Stomodaeum: An insect’s mouth, located centrally at the base of the mouthparts, is a muscular valve ( sphincter ) that marks the “front” of the foregut. Food in the buccal cavity is sucked through the mouth opening and into the pharynx by the action of cibarial muscles. These muscles are located between the head capsule and the anterior wall of the pharynx. When they contract, they create suction by enlarging the volume of the pharynx ( like opening a bellows ). This “suction pump” mechanism is called
the cibarial pump. It is especially well-developed in insects with piercing/sucking mouthparts. From the pharynx, food passes into the esophagus by means of peristalsis ( rhythmic muscular contractions of
the gut wall ). The esophagus is just a simple tube that connects the pharynx to the crop, a food-storage organ. 

       Food remains in the crop until it can be processed through the remaining sections of the alimentary canal. While in the crop, some digestion may occur as a result of salivary enzymes that were added in the buccal cavity and/or other enzymes regurgitated from the midgut. In some insects, the crop opens posteriorly into a muscular proventriculus. This organ contains tooth-like denticles that grind and
pulverize food particles. The proventriculus serves much the same function as a gizzard in birds.

The stomodeal valve, a sphincter muscle located just behind the proventriculus, regulates the flow of food from the stomodeum to the mesenteron.

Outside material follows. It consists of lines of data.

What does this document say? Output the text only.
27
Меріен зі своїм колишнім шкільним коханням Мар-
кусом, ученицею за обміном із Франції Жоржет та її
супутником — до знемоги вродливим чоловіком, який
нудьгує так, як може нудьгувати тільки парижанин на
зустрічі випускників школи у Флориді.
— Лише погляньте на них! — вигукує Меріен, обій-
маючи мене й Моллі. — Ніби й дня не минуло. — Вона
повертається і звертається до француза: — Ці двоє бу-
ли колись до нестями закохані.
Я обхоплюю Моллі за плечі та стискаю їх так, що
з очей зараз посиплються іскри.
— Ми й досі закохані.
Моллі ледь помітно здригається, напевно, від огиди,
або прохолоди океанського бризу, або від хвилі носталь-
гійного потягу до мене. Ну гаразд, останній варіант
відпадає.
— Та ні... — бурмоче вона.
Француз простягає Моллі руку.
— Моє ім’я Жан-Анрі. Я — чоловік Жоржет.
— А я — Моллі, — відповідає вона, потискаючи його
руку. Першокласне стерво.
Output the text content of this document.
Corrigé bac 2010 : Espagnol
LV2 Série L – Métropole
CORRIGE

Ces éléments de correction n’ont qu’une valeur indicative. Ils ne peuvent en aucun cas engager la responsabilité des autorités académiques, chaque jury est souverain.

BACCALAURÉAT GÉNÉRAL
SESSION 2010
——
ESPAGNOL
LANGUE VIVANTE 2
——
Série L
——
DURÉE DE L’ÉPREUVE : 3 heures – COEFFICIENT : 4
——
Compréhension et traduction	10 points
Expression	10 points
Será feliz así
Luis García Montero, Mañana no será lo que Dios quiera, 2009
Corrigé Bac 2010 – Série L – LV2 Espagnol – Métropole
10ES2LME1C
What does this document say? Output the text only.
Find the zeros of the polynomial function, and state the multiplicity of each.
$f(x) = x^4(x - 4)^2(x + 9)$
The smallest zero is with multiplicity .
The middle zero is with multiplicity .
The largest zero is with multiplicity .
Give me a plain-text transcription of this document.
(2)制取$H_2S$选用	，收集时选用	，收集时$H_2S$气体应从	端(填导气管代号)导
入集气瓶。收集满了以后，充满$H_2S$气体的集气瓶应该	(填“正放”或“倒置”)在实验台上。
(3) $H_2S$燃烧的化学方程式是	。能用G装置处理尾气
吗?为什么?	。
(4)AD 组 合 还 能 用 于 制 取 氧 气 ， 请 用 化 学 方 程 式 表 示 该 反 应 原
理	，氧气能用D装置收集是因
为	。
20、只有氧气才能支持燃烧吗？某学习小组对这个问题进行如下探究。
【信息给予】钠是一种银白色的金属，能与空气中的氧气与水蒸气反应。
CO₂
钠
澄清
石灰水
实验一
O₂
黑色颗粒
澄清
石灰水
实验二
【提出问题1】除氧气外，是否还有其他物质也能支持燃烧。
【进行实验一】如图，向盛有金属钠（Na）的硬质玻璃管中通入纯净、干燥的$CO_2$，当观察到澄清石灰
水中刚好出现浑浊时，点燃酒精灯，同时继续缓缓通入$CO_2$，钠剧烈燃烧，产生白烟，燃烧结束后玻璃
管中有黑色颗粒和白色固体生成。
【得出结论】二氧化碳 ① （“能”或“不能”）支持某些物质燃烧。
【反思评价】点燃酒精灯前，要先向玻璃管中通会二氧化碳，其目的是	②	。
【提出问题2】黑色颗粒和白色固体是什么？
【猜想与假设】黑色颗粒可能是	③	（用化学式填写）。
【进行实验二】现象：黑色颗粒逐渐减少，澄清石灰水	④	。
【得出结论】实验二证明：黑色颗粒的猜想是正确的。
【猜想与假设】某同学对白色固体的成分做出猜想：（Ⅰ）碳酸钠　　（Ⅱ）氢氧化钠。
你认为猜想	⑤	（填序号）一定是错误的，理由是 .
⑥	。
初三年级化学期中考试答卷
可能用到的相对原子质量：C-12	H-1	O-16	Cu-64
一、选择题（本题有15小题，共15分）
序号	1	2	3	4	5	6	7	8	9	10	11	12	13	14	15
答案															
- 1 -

Mesenteron: The midgut begins just past the stomodeal valve. Near its anterior end, finger-like projections (usually from 2 to 10) diverge from the walls of the midgut. These structures, the gastric caecae, provide extra surface area for secretion of enzymes or absorption of water (and other substances)
from the alimentary canal. The rest of the midgut is called the ventriculus — it is the primary site for enzymatic digestion of food and absorption of nutrients. Digestive cells lining the walls of the ventriculus have microscopic projections (microvilli) that increase surface area for nutrient absorption.The posterior end of the midgut is marked by another sphincter muscle, the pyloric valve. It regulates the flow of material from the mesenteron into the proctodaeum.

Proctodaeum: The pyloric valve serves as a point of origin for dozens to hundreds of Malpighian tubules. These long, spaghetti-like structures extend throughout most of the abdominal cavity where they serve
as excretory organs, removing nitrogenous wastes (principally ammonium ions, NH4+) from the hemolymph. The toxic NH4+ is quickly converted to urea and then to uric acid by a series of chemical reactions within the Malpighian tubules. The uric acid, a semi-solid, accumulates inside each tubule and is eventually emptied into the hindgut for elimination as part of the fecal pellet.
The rest of the hindgut plays a major role in homeostasis by regulating the absorption of water and salts from waste products in the alimentary canal. In some insects, the hindgut is visibly subdivided into an ileum, a colon, and a rectum. Efficient recovery of water is facilitated by six rectal pads that are
embedded in the walls of the rectum. These organs remove more than 90% of the water from a fecal pellet before it passes out of the body through the anus. Embryonically, the hindgut develops as an invagination of the body wall (from ectodermal tissue). Just like the foregut, it is lined with a thin, protective layer of cuticle (intima) that is secreted by the endothelial cells of the gut wall. When an insect molts, it sheds and replaces the intima in both the foregut and the hindgut.